As an example, when I was creating a steampunk version of Rowena Ravenclaw I had a lot of leeway. The character is only briefly mentioned in the books and never appears in the movies. If you look up info online there is a basic backstory and description to work with but that’s it. I knew I was going with the proper Ravenclaw colors from the book so blue and bronze. I knew that I basically have the looks for the character naturally. Since it’s Harry Potter I played a bit loose and fast with the historical elements in my design however, there were a few things I knew I needed. One was feathers, lots of feathers including feather motifs on the wand which also has interlocking gear designs and a mechanical looking claw base and ten yards of navy blue iridescent feather trim. Another was to design a steampunk version of the Ravenclaw logo. I also wanted to translate the diadem into something more Victorian and found an antique hair comb in the right colors, this is one of the very large crown like combs. The funny thing about the completed costume is you can tell how into the series someone is by how quickly they recognize the costume. I’ve had girls see it from the back and recognize it by the colors and feathers alone. I’ve had other people not get it until I point out the Ravenclaw written on the logo on the front of the corset. But for a character as obscure as the founder of Ravenclaw that’s still not too shabby.

So hopefully this has covered at least the basics of steampunk style clothing and costuming, touched on ways to create an outfit and dispelled at least one or two myths.

Cosplayer vs Costumer

Cosplayer vs Costumer

or why I don’t call myself a cosplayer


As the title states I don’t call myself a cosplayer, here is why. Although many people use the terms interchangeably I differentiate the two terms. I suppose it’s partially due to my age and simply a personality quirk that I am very sensitive to language, definitions and the appropriate use of terms.  To me cosplay and cosplayer are terms that can serve a great purpose when used in the correct context.

 I call myself a costumer because what I do is design and create costumes. That is also a professional term to use. Anyone who hears costumer understands the term and recognizes it as a profession.  Although I do not currently make my living that way I would eventually like to do so.

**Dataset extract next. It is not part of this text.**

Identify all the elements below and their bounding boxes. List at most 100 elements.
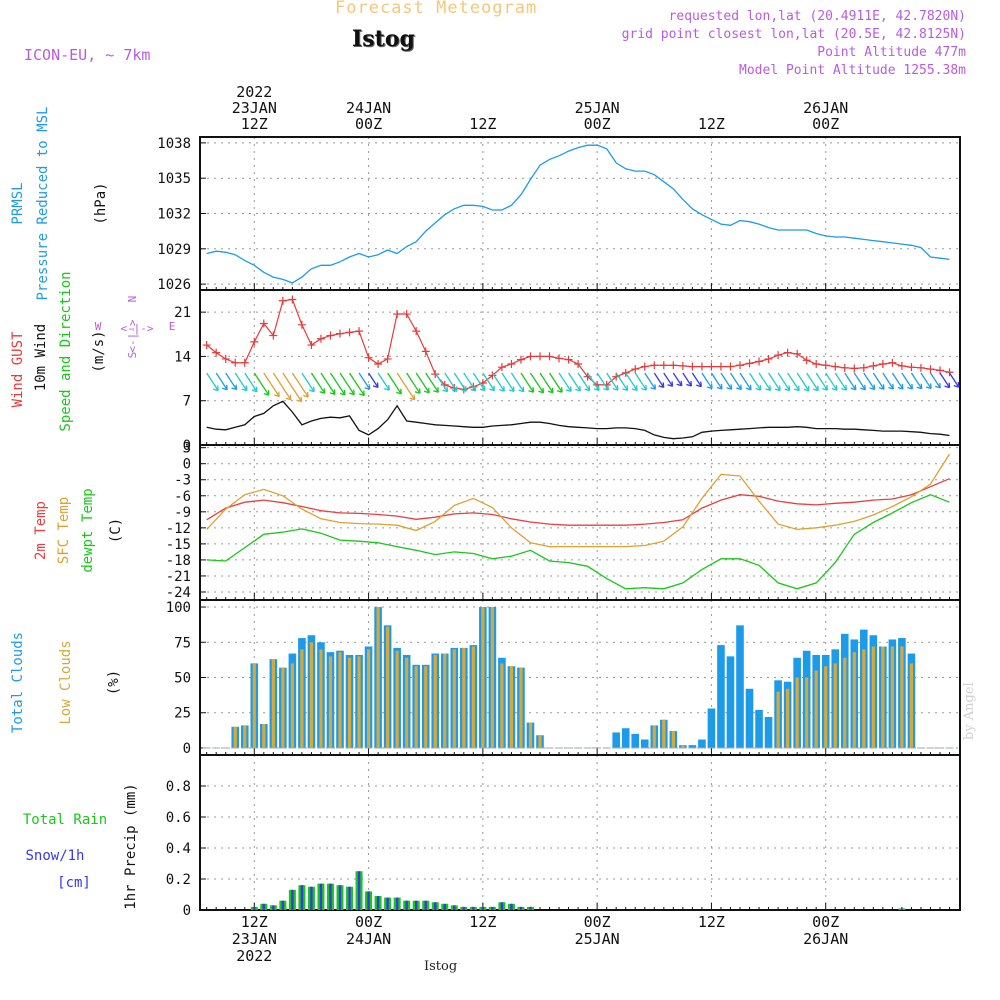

Now here is my definition of cosplayer and cosplay. A cosplayer is someone who dresses up and pretends to be a character, specifically in a non-professional capacity. In other words, a cosplayer does this for fun. If you are hired to perform a character whether that performance is scripted or improve you are technically an actor. However there is there is no current term other than cosplayer to describe someone who does this strictly for fun. In that sense the term actually becomes extremely useful. Another distinction is that while a costumer or costume designer by definition designs and creates costumes a cosplayer may commission costumes or may also be a costumer. 

This is not meant to imply there is anything wrong with people using the terms interchangeably; this is simply how I personally view these terms. Nor do I take offense at someone calling me a cosplayer even though I don’t use the term to describe myself, as you may have guessed by now I do not make a habit of roleplaying a character. I design and create the costume, I wear the costume and typically the closest I come to cosplaying is when posing for photos I will be mindful of the character’s personality in order to create a thematically appropriate image.

So there you have it, why I don’t call myself a cosplayer as well as why I treat costumer and cosplayer as two different things that may overlap.